While the rules changes need to be ratified and implemented by Divisions I, II, and III, it looks like starting with the 2021-22 academic year, athletes can use their name, image, or likeness to profit in ways that previously would have almost certainly led to the loss of their eligibility.

That means student-athletes like former UCF football player Donald De La Haye, who we profield back in 2017 when he was told by the NCAA to give up his money-making YouTube channel if he wanted to remain eligible to play on Saturdays, won't have to make unnecessary concessions non-athletes at member institutions are never be subjected to.

Examples of how athletes will soon cash-in on their name, image, or likeness include as social media influencers, creating and maintaining businesses, profiting from their talents away from the field of play, or endorsing businesses or services on TV and radio.

Most notably, there is no ceiling on how much an athlete can earn on the side.

It won’t be the Wild West

The NCAA is still putting parameters on what it’ll allow.

Athletes can’t use conference or school images (or any kind of intellectual property) in any endorsements.

Conferences and schools can’t sign athletes to endorsement deals. Nor can they arrange endorsements. Athletes can only do business with a third-party and have to find the opportunities themselves.

The endorsements can’t be used by a school, or even by boosters on the low, as a way to pay for an athlete’s way.

Other important guardrails (and there many are laid out) that must be finalized include:

  • That endorsements are independent of athletic performance and participation
  • Athletes will almost assuredly not be permitted to endorse or partner with alcohol, tobacco, or gambling entities
  • What restrictions are placed on sneaker and apparel companies or will they be outright forbidden from agreeing to endorsement deals with athletes based on "their history of encouraging or facilitating recruiting and other rules infractions"
  • What framework will be instituted so student-athletes can safely consult with professionals about tax and legal proceedings that's consistent with federal and state laws
  • Agreements can’t interfere with the NCAA’s goals of diversity, equality, and inclusion

“As we evolve, the Association will continue to identify the guardrails to further support student-athletes within the context of college sports and higher education,” Val Ackerman, Big East commissioner and NCAA working group co-chair, said in a statement. “In addition, we are mindful of the impact of the COVID-19 pandemic on higher education, college sports and students at large.
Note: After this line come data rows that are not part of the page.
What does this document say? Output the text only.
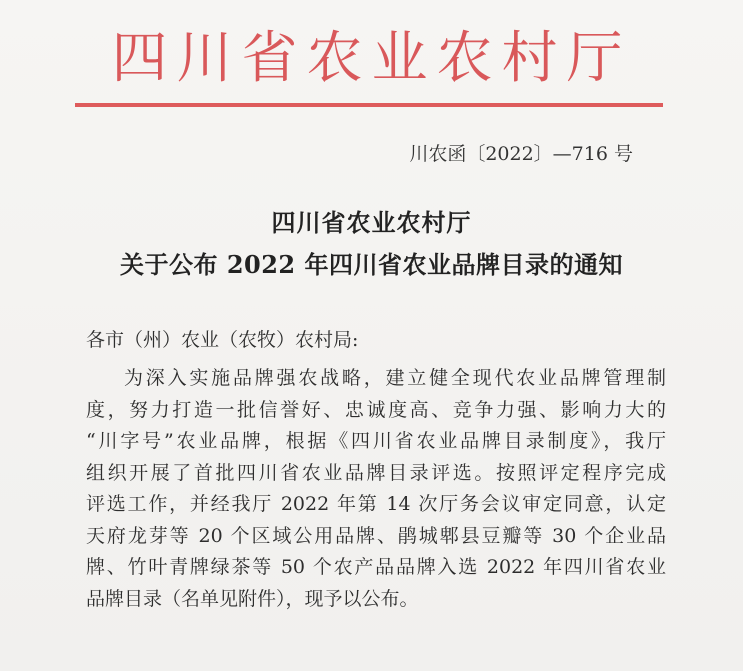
四川省农业农村厅
川农函〔2022〕—716 号
四川省农业农村厅
关于公布 2022 年四川省农业品牌目录的通知
各市（州）农业（农牧）农村局:
为深入实施品牌强农战略，建立健全现代农业品牌管理制
度，努力打造一批信誉好、忠诚度高、竞争力强、影响力大的
“川字号”农业品牌，根据《四川省农业品牌目录制度》，我厅
组织开展了首批四川省农业品牌目录评选。按照评定程序完成
评选工作，并经我厅 2022 年第 14 次厅务会议审定同意，认定
天府龙芽等 20 个区域公用品牌、鹃城郫县豆瓣等 30 个企业品
牌、竹叶青牌绿茶等 50 个农产品品牌入选 2022 年四川省农业
品牌目录（名单见附件），现予以公布。
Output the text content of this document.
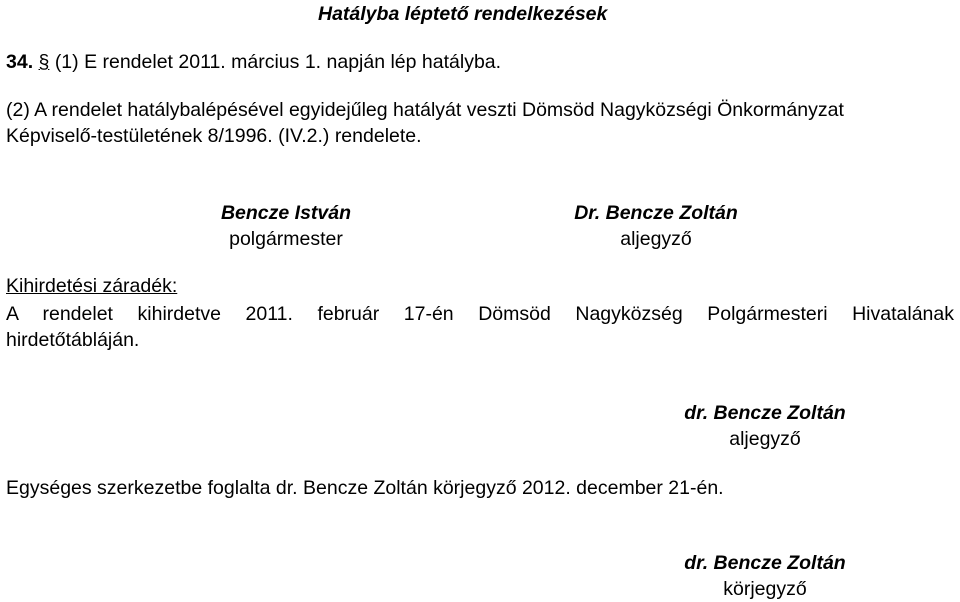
Hatályba léptető rendelkezések
34. § (1) E rendelet 2011. március 1. napján lép hatályba.
(2) A rendelet hatálybalépésével egyidejűleg hatályát veszti Dömsöd Nagyközségi Önkormányzat
Képviselő-testületének 8/1996. (IV.2.) rendelete.
Bencze István
polgármester
Dr. Bencze Zoltán
aljegyző
Kihirdetési záradék:
A rendelet kihirdetve 2011. február 17-én Dömsöd Nagyközség Polgármesteri Hivatalának
hirdetőtábláján.
dr. Bencze Zoltán
aljegyző
Egységes szerkezetbe foglalta dr. Bencze Zoltán körjegyző 2012. december 21-én.
dr. Bencze Zoltán
körjegyző
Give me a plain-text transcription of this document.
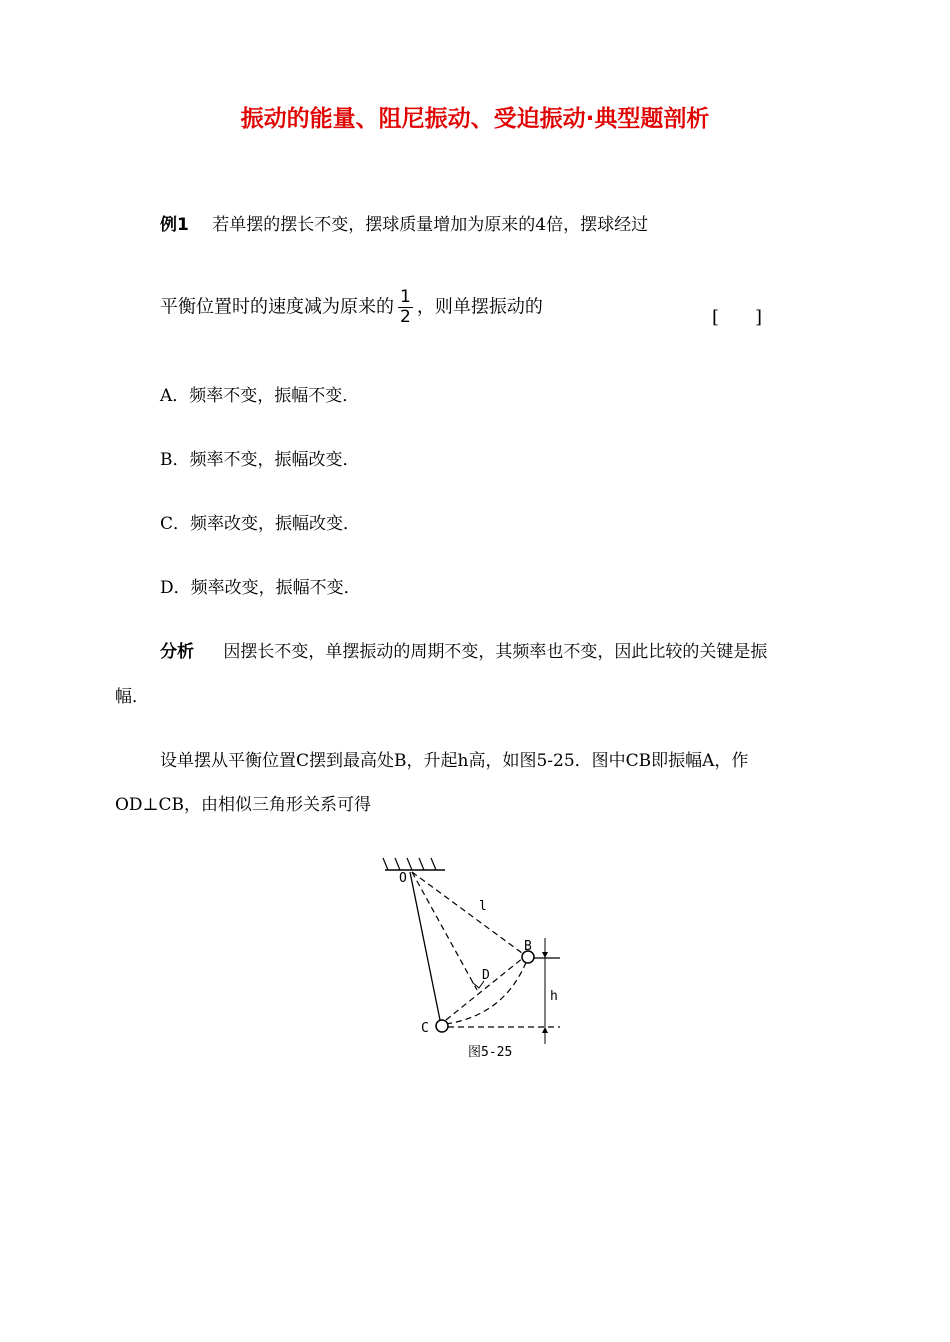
振动的能量、阻尼振动、受迫振动·典型题剖析
例1 若单摆的摆长不变，摆球质量增加为原来的4倍，摆球经过
平衡位置时的速度减为原来的 $\frac{1}{2}$ ，则单摆振动的	[　　]
A．频率不变，振幅不变．
B．频率不变，振幅改变．
C．频率改变，振幅改变．
D．频率改变，振幅不变．
分析 因摆长不变，单摆振动的周期不变，其频率也不变，因此比较的关键是振
幅．
设单摆从平衡位置C摆到最高处B，升起h高，如图5-25．图中CB即振幅A，作
OD⊥CB，由相似三角形关系可得
O
l
B
D
h
C
图5-25
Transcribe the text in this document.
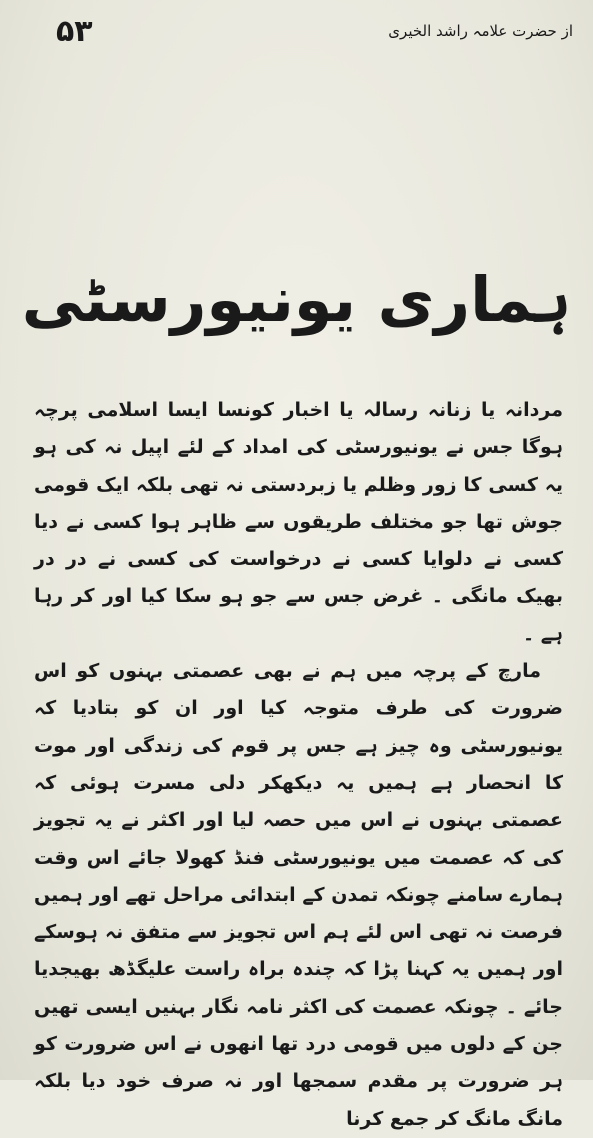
۵۳	از حضرت علامہ راشد الخیری
ہماری یونیورسٹی

مردانہ یا زنانہ رسالہ یا اخبار کونسا ایسا اسلامی پرچہ ہوگا جس نے یونیورسٹی کی امداد کے لئے اپیل نہ کی ہو یہ کسی کا زور وظلم یا زبردستی نہ تھی بلکہ ایک قومی جوش تھا جو مختلف طریقوں سے ظاہر ہوا کسی نے دیا کسی نے دلوایا کسی نے درخواست کی کسی نے در در بھیک مانگی ۔ غرض جس سے جو ہو سکا کیا اور کر رہا ہے ۔

مارچ کے پرچہ میں ہم نے بھی عصمتی بہنوں کو اس ضرورت کی طرف متوجہ کیا اور ان کو بتادیا کہ یونیورسٹی وہ چیز ہے جس پر قوم کی زندگی اور موت کا انحصار ہے ہمیں یہ دیکھکر دلی مسرت ہوئی کہ عصمتی بہنوں نے اس میں حصہ لیا اور اکثر نے یہ تجویز کی کہ عصمت میں یونیورسٹی فنڈ کھولا جائے اس وقت ہمارے سامنے چونکہ تمدن کے ابتدائی مراحل تھے اور ہمیں فرصت نہ تھی اس لئے ہم اس تجویز سے متفق نہ ہوسکے اور ہمیں یہ کہنا پڑا کہ چندہ براہ راست علیگڈھ بھیجدیا جائے ۔ چونکہ عصمت کی اکثر نامہ نگار بہنیں ایسی تھیں جن کے دلوں میں قومی درد تھا انھوں نے اس ضرورت کو ہر ضرورت پر مقدم سمجھا اور نہ صرف خود دیا بلکہ مانگ مانگ کر جمع کرنا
We hope that modernized name, image and likeness rules will further assist college athletes during these unprecedented times and beyond.”

Is ‘NCAA Football’ returning?

The NCAA wouldn’t go as far as to recommend changes to its foundational group licensing rules. That's important news for gamers.

Basically, the NCAA concluded for the time being that group licensing programs that are advantageous to professional sports leagues are “not available to the NCAA or its member institutions, namely the presence of a player’s association to serve as a bargaining unit for the athletes.” The report read:

“At this time, the working group is also not recommending any changes to NCAA rules to permit group licenses of student-athlete NIL in what are characterized as group products (like video games). There are legal hurdles to such activity that preclude it as a realistic option for implementation at this time. The working group recommends that the NCAA continue to explore whether those legal hurdles can be overcome through efforts described in Section VI, so that this issue can be revisited in 2021 or later.”

The NCAA says it must continue to lobby Congress to enact federal changes to name, image, and likeness laws to override specific states that want to institute their own, like California. The NCAA will also continue to want protection from NIL lawsuits. Group licensing was ultimately identified as “unworkable” by the Indianapolis-based governing body, therefore, don’t expect the return of EA Sports’ NCAA Football franchise anytime soon.